EMC – Request to Take Steps to Create an Independent Board (2001 – 2002)

Outcome: 56%

As institutional investors in EMC, we believe it is imperative that our company is governed well. We believe that good corporate governance practices are in the best interests of EMC in this intensely competitive market and will protect the interests of its shareowners.

Indeed, EMC has a positive record on a number of corporate governance issues. However the EMC Board is composed primarily of inside Directors (5 out of 8 Directors listed in the 2000 proxy were employees) and 2 others have close business relationships with EMC. In short, management dominates the Board. Especially in periods of economic difficulty, the widest possible breadth of perspectives on the company’s strategy and operations is imperative. The Board must be a thoughtful, independent voice and not a rubber stamp for management recommendations.

One of the problems of an “insider Board” is that key Board functions and committees such as nominating new Board members, and the Audit and Compensation Committees are heavily influenced by management.
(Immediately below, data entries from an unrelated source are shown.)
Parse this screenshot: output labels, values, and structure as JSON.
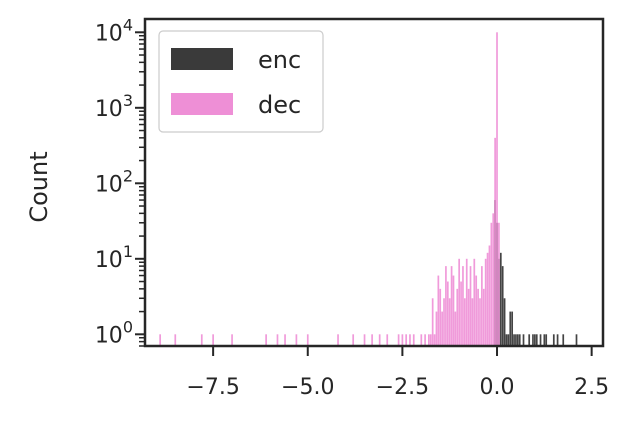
{
  "chart_data": {
    "type": "bar",
    "subtype": "histogram",
    "title": "",
    "xlabel": "",
    "ylabel": "Count",
    "yscale": "log",
    "xlim": [
      -9.3,
      2.8
    ],
    "ylim": [
      0.7,
      15000
    ],
    "grid": false,
    "legend_placement": "top-left",
    "x_ticks": [
      -7.5,
      -5.0,
      -2.5,
      0.0,
      2.5
    ],
    "x_tick_labels": [
      "−7.5",
      "−5.0",
      "−2.5",
      "0.0",
      "2.5"
    ],
    "y_ticks": [
      {
        "value": 1,
        "base": "10",
        "exp": "0"
      },
      {
        "value": 10,
        "base": "10",
        "exp": "1"
      },
      {
        "value": 100,
        "base": "10",
        "exp": "2"
      },
      {
        "value": 1000,
        "base": "10",
        "exp": "3"
      },
      {
        "value": 10000,
        "base": "10",
        "exp": "4"
      }
    ],
    "series": [
      {
        "name": "enc",
        "color": "#3a3a3a",
        "x": [
          -0.05,
          0.0,
          0.05,
          0.1,
          0.15,
          0.2,
          0.25,
          0.3,
          0.35,
          0.4,
          0.45,
          0.5,
          0.55,
          0.6,
          0.7,
          0.85,
          0.95,
          1.0,
          1.05,
          1.15,
          1.25,
          1.3,
          1.5,
          1.6,
          1.75,
          2.1
        ],
        "values": [
          60,
          30,
          10,
          12,
          8,
          3,
          1,
          1,
          2,
          2,
          1,
          1,
          1,
          1,
          1,
          1,
          1,
          1,
          1,
          1,
          1,
          1,
          1,
          1,
          1,
          1
        ]
      },
      {
        "name": "dec",
        "color": "#ee8fd6",
        "x": [
          -8.9,
          -8.5,
          -7.8,
          -7.5,
          -7.0,
          -6.1,
          -5.8,
          -5.6,
          -5.3,
          -5.0,
          -4.2,
          -3.8,
          -3.5,
          -3.3,
          -3.1,
          -2.9,
          -2.6,
          -2.5,
          -2.4,
          -2.3,
          -2.2,
          -2.0,
          -1.9,
          -1.8,
          -1.75,
          -1.7,
          -1.65,
          -1.6,
          -1.55,
          -1.5,
          -1.45,
          -1.4,
          -1.35,
          -1.3,
          -1.25,
          -1.2,
          -1.15,
          -1.1,
          -1.05,
          -1.0,
          -0.95,
          -0.9,
          -0.85,
          -0.8,
          -0.75,
          -0.7,
          -0.65,
          -0.6,
          -0.55,
          -0.5,
          -0.45,
          -0.4,
          -0.35,
          -0.3,
          -0.25,
          -0.2,
          -0.15,
          -0.1,
          -0.05,
          0.0,
          0.05
        ],
        "values": [
          1,
          1,
          1,
          1,
          1,
          1,
          1,
          1,
          1,
          1,
          1,
          1,
          1,
          1,
          1,
          1,
          1,
          1,
          1,
          1,
          1,
          1,
          1,
          1,
          1,
          3,
          1,
          2,
          6,
          4,
          2,
          3,
          8,
          5,
          3,
          8,
          6,
          2,
          4,
          10,
          5,
          8,
          3,
          10,
          4,
          8,
          3,
          10,
          6,
          4,
          3,
          8,
          4,
          10,
          12,
          15,
          30,
          40,
          400,
          10000,
          30
        ]
      }
    ]
  }
}
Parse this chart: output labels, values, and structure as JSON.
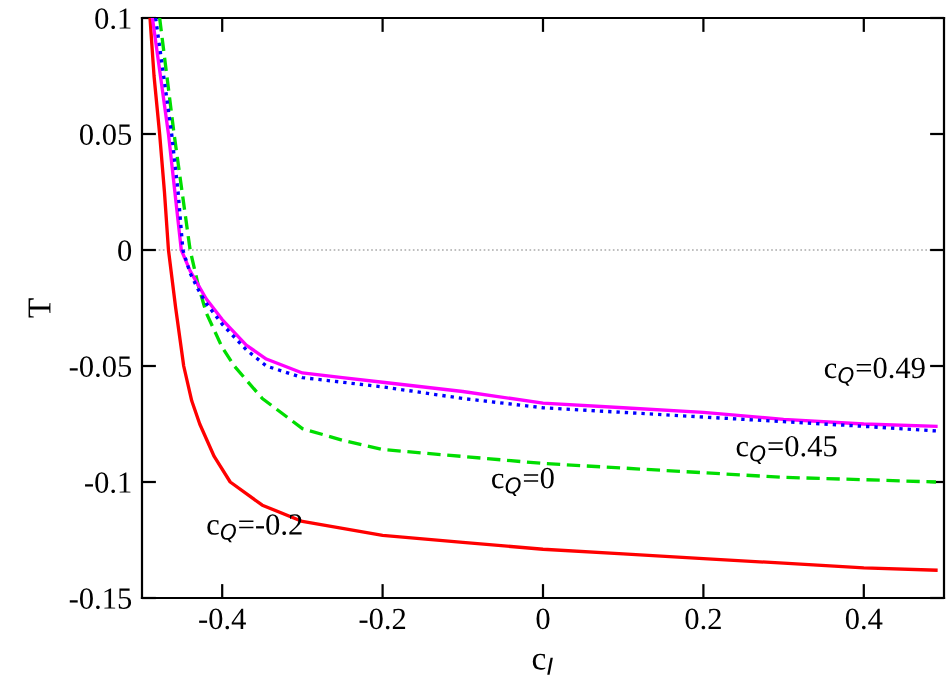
{
  "chart_data": {
    "type": "line",
    "xlabel": "c$_{I}$",
    "ylabel": "T",
    "xlim": [
      -0.5,
      0.5
    ],
    "ylim": [
      -0.15,
      0.1
    ],
    "xticks": [
      -0.4,
      -0.2,
      0,
      0.2,
      0.4
    ],
    "yticks": [
      -0.15,
      -0.1,
      -0.05,
      0,
      0.05,
      0.1
    ],
    "grid": false,
    "legend": false,
    "marker": "none",
    "series": [
      {
        "name": "c$_{Q}$=-0.2",
        "color": "#ff0000",
        "line_style": "solid",
        "x": [
          -0.49,
          -0.485,
          -0.478,
          -0.472,
          -0.467,
          -0.458,
          -0.448,
          -0.438,
          -0.428,
          -0.41,
          -0.39,
          -0.35,
          -0.3,
          -0.25,
          -0.2,
          -0.1,
          0,
          0.1,
          0.2,
          0.3,
          0.4,
          0.49
        ],
        "values": [
          0.1,
          0.075,
          0.05,
          0.025,
          0,
          -0.025,
          -0.05,
          -0.065,
          -0.075,
          -0.089,
          -0.1,
          -0.11,
          -0.117,
          -0.12,
          -0.123,
          -0.126,
          -0.129,
          -0.131,
          -0.133,
          -0.135,
          -0.137,
          -0.138
        ]
      },
      {
        "name": "c$_{Q}$=0",
        "color": "#00dd00",
        "line_style": "dashed",
        "x": [
          -0.478,
          -0.469,
          -0.46,
          -0.45,
          -0.44,
          -0.43,
          -0.42,
          -0.4,
          -0.385,
          -0.35,
          -0.3,
          -0.25,
          -0.2,
          -0.1,
          0,
          0.1,
          0.2,
          0.3,
          0.4,
          0.49
        ],
        "values": [
          0.1,
          0.075,
          0.05,
          0.025,
          0,
          -0.015,
          -0.027,
          -0.042,
          -0.05,
          -0.064,
          -0.077,
          -0.082,
          -0.086,
          -0.089,
          -0.092,
          -0.094,
          -0.096,
          -0.098,
          -0.099,
          -0.1
        ]
      },
      {
        "name": "c$_{Q}$=0.45",
        "color": "#0000ff",
        "line_style": "dotted",
        "x": [
          -0.483,
          -0.473,
          -0.463,
          -0.455,
          -0.449,
          -0.44,
          -0.43,
          -0.42,
          -0.4,
          -0.37,
          -0.345,
          -0.3,
          -0.25,
          -0.2,
          -0.1,
          0,
          0.1,
          0.2,
          0.3,
          0.4,
          0.49
        ],
        "values": [
          0.1,
          0.075,
          0.05,
          0.025,
          0,
          -0.01,
          -0.017,
          -0.023,
          -0.032,
          -0.043,
          -0.05,
          -0.055,
          -0.057,
          -0.059,
          -0.064,
          -0.068,
          -0.07,
          -0.072,
          -0.074,
          -0.076,
          -0.078
        ]
      },
      {
        "name": "c$_{Q}$=0.49",
        "color": "#ff00ff",
        "line_style": "solid",
        "x": [
          -0.487,
          -0.477,
          -0.467,
          -0.459,
          -0.451,
          -0.44,
          -0.43,
          -0.42,
          -0.4,
          -0.37,
          -0.345,
          -0.3,
          -0.25,
          -0.2,
          -0.1,
          0,
          0.1,
          0.2,
          0.3,
          0.4,
          0.49
        ],
        "values": [
          0.1,
          0.075,
          0.05,
          0.025,
          0,
          -0.009,
          -0.015,
          -0.021,
          -0.03,
          -0.041,
          -0.047,
          -0.053,
          -0.055,
          -0.057,
          -0.061,
          -0.066,
          -0.068,
          -0.07,
          -0.073,
          -0.075,
          -0.076
        ]
      }
    ],
    "ref_lines": [
      {
        "axis": "y",
        "value": 0,
        "color": "#aaaaaa",
        "line_style": "dotted"
      }
    ]
  }
}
It is a conflict of interest for managers to decide their own compensation packages, audit the company’s financial records or develop the slate of Directors.

America’s corporate leaders seem to recognize the value of Board independence. As far back as 1992, a survey of 600 directors of Fortune 1000 companies endorsed by the Business Roundtable found that 93% believed that a majority of the Board should be composed of outside, independent Directors and a majority felt the Nominating Committee should consist entirely of outside Directors. As shareowners we agree. We need Directors who are not current or former executives of EMC or representatives of major suppliers or customers.

Many U.S. corporations have adopted Codes or Governance Principles that include a commitment to a Board with a majority of outside, truly independent Directors. In addition, many institutional investors, including some of the largest pension funds in the United States, actively support independent Boards. The Council of Institutional Investors, a prestigious association of pension funds with portfolios valued over $1 trillion, has supported Board independence in its governance guidelines. In fact, scores of shareholder resolutions asking for policies of Board independence have received majority shareholder votes.

We are well aware that the shareholders elect the Board, but they do so in response to the slate submitted by the Board. Thus we request that the Board take steps to ensure an independent Board by providing shareowners with new independent candidates for whom to vote.

We believe good corporate governance requires that such changes in EMC policy and practice be phased in as soon as possible Thus, we urge our fellow shareholders to vote for the following resolution:

Resolved: The shareholders request the Board of EMC take the steps necessary to nominate candidates for Director so that, if elected by the shareholders, there would be a majority of independent Directors. When sufficient independent Directors are elected we request that Audit, Compensation and Nominating Committees be composed entirely of independent Directors.